Chroniques

par bertrand bolognesi

jouer Fauré et Schubert en famille
Natalia Tolstaïa, Alexandre Dmitriev,

Maria, Nathalia, Sergueï Jr., Sergueï Milstein
Musique de Chambre aux Monts d’Or / Salle des Vieilles Tours, Saint-Cyr-au-Mont-d’Or
- 21 septembre 2021
Fauré par Natalia Tolstaïa, Alexandre Dmitriev, Nathalia et Sergueï Jr. Milstein
© dr

Hier s’est ouverte la neuvième édition de Musique de Chambre aux Monts d’Or, le festival proposé chaque automne par la famille Milstein. Nous n’avons malheureusement pas pu assister à la soirée de la veille où le violoniste Mathieu van Bellen, apprécié il y a quelques années déjà au sein du Trio Busch [lire notre chronique du 21 septembre 2015], et le pianiste Mathias Halvorsen donnèrent l’intégralité de l’opéra de Puccini, La bohème, dans une réduction qu’ils ont eux-mêmes réalisée pour ce duo instrumental (et qu’ils ont gravée sous label Backlash Music, en 2021). C’est donc par un autre hommage que nous abordons l’événement, le compositeur toscan et Gabriel Fauré nous ayant tous deux quittés il y a tout juste cent ans. Un soleil roux dessine les façades de la place de la République lorsque nous montons la rue des Écoles. Dans un virage se font face la bibliothèque et la Salle des vielles tours où ce deuxième rendez-vous commence par le Rondo en la majeur D.951 de Schubert, par Sergueï Milstein, quant à la gauche du clavier, et sa fille Nathalia pour la partie supérieure.

Subtile, l’interprétation cultive une robustesse élégante, héritée de Beethoven, et une couleur plus mozartienne dans laquelle s’articule la modulation typiquement schubertienne. L’inflexion nourrie un chant discret, rehaussé par un toucher soigné. Par-delà tout ce que le commentateur en aimerait dire, c’est avant tout le naturel qui prévaut ici. Sergueï et Nathalia Milstein font de la musique comme d’autres respirent, c’est tout simple ! C’est alors le souffle artistique de l’humain dans ce monde qui est le nôtre aujourd’hui, où, aussi tragique soit-il, il nous faut continuer à vivre, de même que l’état du monde au temps de Schubert n’était pas des meilleurs. S’impose la survenue de l’idéal, ciselée à la fenêtre d’un entre-quatre-murs sans doute salutaire, celui d’où le Viennois œuvre à son droit de rêver – le nôtre, auquel ne renoncer jamais. Tour à tour au bord de l’emphase comme à celui de l’effondrement, le phrasé demeure suspendu, secret.

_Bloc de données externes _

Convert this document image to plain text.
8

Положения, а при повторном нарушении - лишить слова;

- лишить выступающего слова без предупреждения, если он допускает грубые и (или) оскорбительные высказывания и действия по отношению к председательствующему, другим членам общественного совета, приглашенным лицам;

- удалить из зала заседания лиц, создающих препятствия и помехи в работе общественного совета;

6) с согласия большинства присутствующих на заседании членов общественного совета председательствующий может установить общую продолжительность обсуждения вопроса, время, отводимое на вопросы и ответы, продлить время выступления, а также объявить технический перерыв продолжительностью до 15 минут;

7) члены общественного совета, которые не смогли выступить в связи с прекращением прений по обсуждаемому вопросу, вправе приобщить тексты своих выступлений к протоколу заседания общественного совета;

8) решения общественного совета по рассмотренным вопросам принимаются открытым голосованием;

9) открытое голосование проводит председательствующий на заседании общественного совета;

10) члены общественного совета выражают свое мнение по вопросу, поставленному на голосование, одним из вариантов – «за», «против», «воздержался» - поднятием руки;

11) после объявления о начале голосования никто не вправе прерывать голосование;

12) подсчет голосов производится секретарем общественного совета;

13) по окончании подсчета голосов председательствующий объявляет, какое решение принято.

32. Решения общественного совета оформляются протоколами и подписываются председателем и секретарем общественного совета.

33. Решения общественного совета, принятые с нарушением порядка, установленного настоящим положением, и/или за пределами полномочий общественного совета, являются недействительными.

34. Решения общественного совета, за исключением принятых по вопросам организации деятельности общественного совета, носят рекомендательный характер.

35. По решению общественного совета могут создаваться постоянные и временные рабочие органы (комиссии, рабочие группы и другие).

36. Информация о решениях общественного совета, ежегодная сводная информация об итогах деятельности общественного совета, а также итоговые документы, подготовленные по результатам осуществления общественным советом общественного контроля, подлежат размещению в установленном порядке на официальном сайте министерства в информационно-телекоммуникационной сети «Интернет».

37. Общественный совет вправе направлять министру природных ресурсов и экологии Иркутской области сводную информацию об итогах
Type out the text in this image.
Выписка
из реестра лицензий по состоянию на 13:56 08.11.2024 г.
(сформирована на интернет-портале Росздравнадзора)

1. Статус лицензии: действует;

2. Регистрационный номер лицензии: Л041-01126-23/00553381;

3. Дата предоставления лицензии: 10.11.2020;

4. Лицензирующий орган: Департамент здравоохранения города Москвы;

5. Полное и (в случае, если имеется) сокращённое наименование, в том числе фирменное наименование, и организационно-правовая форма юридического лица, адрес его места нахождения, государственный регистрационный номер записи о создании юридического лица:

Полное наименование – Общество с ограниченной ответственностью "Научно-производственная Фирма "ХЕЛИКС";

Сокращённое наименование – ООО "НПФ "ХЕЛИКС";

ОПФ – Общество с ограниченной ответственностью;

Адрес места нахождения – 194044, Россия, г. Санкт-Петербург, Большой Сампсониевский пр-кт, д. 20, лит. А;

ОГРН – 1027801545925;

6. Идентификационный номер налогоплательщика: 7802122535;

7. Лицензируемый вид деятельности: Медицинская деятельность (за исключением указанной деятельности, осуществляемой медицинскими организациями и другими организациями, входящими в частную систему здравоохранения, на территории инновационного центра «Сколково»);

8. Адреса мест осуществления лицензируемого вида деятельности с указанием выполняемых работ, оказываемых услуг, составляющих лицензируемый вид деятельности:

Nathalia prend place seule au clavier, tandis que sa sœur aînée Maria gagne la scène. Le battement d’ailes de l’Andante molto de la Fantaisie en ut majeur D934 vient du lointain, de même que la partie violonistique surgit-elle d’un ailleurs indicible et toutefois confondant de simplicité. Et les musiciennes d’inscrire ensuite l’Allegretto dans une danse des plus raffinées. La tension incessante qui traverse l’œuvre ne fléchit point, jusqu’en la légèreté rien qu’apparente de l’Andantino, servie par une remarquable inventivité d’interprétation où le judicieux de chaque accent se conjuguent à la cohérence du chemin de nuances. La saine vigueur d’exécution de l’allegro molto le dispute délicatement avec un parfum précieux, insaisissable. On prolongera le plaisir grâce au double album Schubert que les artistes [lire notre critique de leur CD La sonate de Vinteuil] ont enregistré, paru hier sous label Mirare (Rondo brillant, la Sonate et les trois Sonatines, ainsi que la présente Fantaisie).

Après l’entracte, la seconde partie du concert est entièrement consacrée à la musique de Fauré. D’abord, le Nocturne en la bémol majeur Op.33 n°3, dédié en 1883 à Adèle Bohomoletz, fille d’un marchand belge de cigares et de vins installé à Moscou dont Tourgueniev et Tolstoï ont parfois évoqué le fameux comptoir. Le musicien français rencontra la jeune traductrice des romanciers russes chez la cadette de celle-ci, épouse de l’ingénieur Camille Clerc, qui tenait salon à Paris – c’est à Adèle Bohomoletz que le lecteur français doit la première traduction d’Anna Karénine, en 1885. Cette page avance une sorte de souvenir de Chopin que vient contaminer la verve consolatrice de Liszt dans une sensualité déjà toute debussyste – Claude Farine, donc ! Voilà qui n’échappe pas à Nathalia Milstein dont la lecture profite avec avantage d’une relative opulence lyrique, puisée dans l’instabilité métrique savamment calculée par le compositeur.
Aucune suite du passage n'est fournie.